Japan’s government and central bank have been on high alert for the past year. The Nikkei stock index has had a torrid time of late, with fears of a bank crisis in Japan, the world’s second-largest economy, and the likelihood of a recession in the country, its second largest, having played out in the media.
As a result, the BOJ has deployed all its tools to cool the asset price bubble in Japan and the Yen has been reactivated. This has played out in the markets and the currency has retreated to its earlier levels, with the Yen falling again this morning.
Today’s action highlights the sensitive nature of monetary policy vis-a-vis the risk of asset price bubbles. It is also a reminder that a central bank’s policy response to individual market conditions is not always the most obvious one: Bubbles are always a risk, no matter how much we want to believe otherwise.
The Nikkei’s decline
The Nikkei fell by over 6% on Wednesday January 8, led by a sell-off in stocks on Wall Street. The Nikkei closed down over 6% on the week, the worst performance of any top stock market in history.
Investors worried about the risk of asset price inflation in Japan led to an interest in the Yen. The Yen was up over 3% against the dollar on the day, and has dropped back to around where it was on the day of the Nikkei’s decline.
The government and BOJ policy response
On the same day that the Nikkei’s closed over 6%, Japan’s government responded to the concerns of investors by hiking its own interest rate. The government doubled the Japanese interest rate to a record-high of 0.25%, and increased the mortgage rate as well.
The central bank, the Bank of Japan, has responded to the market’s concerns about asset price inflation with interest rate cuts and a massive monetary stimulus, along with a promise of more to come if necessary.
The Yen reactivation and outlook
The Yerys have been reactivated in part due to a surge in global oil prices, which has led to a sell-off in various commodities and an increase in demand for Yen around the world. Japan accounts for about 20% of that demand, and the yen has fallen against the dollar this week as a result.
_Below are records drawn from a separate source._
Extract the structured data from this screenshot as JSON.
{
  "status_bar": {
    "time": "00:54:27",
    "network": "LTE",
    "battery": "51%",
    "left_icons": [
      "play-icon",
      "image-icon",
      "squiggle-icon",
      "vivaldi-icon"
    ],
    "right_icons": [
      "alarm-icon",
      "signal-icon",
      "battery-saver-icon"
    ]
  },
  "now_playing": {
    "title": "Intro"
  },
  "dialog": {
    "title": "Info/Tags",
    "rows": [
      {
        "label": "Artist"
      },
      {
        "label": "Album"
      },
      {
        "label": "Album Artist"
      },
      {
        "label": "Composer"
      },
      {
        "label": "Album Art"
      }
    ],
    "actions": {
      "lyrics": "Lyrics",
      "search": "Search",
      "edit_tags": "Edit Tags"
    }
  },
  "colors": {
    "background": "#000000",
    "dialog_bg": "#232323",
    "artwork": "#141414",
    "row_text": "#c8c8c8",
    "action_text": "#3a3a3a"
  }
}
The outlook for the Yen is positive, however, due to increasing demand for Japanese commodities and the belief that the central bank will continue to intervene in the financial markets.
In other words, the Yen is likely to remain above $1.30 for the next few months, even as oil prices continue to rise.
What does a Japanese economy slump mean for the Yen?
When a major economy such as Japan suffers a severe economic downturn, central bank policy is often the main trigger. In Japan, the Bank of Japan’s (BOJ) monetary policy has been extremely expansionary for the past few years.
The BOJ has bought over $100 billion worth of mortgage bonds and quasi-equity stakes in banks, as well as advanced-currency exchange bonds. The BOJ has also bought government bonds in various countries, including Japan, in an effort to expand its balance sheet.
Investors who follow the Japanese market closely are aware of the risks of a Japanese bank crisis, but they are also aware that the government and the central bank are prepared for any scenario. In other words, the Japanese financial system is well-oiled, and it would take a catastrophic event – like a major earthquake – to disrupt it.
That said, could a Japanese economy be in a slump? The short answer is yes, but it’s not the one we’re used to seeing in Japan.
The Japanese economy is still very much in the middle of an extensive economic recovery, which is expected to continue for the next several quarters. Tokyo’s economy is expected to grow between 2% and 3% this year, and next year.
At the same time, the Japanese government has dramatically increased its spending in recent years, often in an effort to respond to the country’s notoriously tight labor market. The Japanese government has also been purchasing a large amount of financial assets in an effort to bolster its weakening financial position.
All of this spending by the Japanese government has created a large fiscal imbalance, which will ultimately be felt in the form of higher interest rates on government debt.
In the end, it’s worth following the Japanese market closely to see how this plays out, but don’t get too excited about the Yen following the same trend.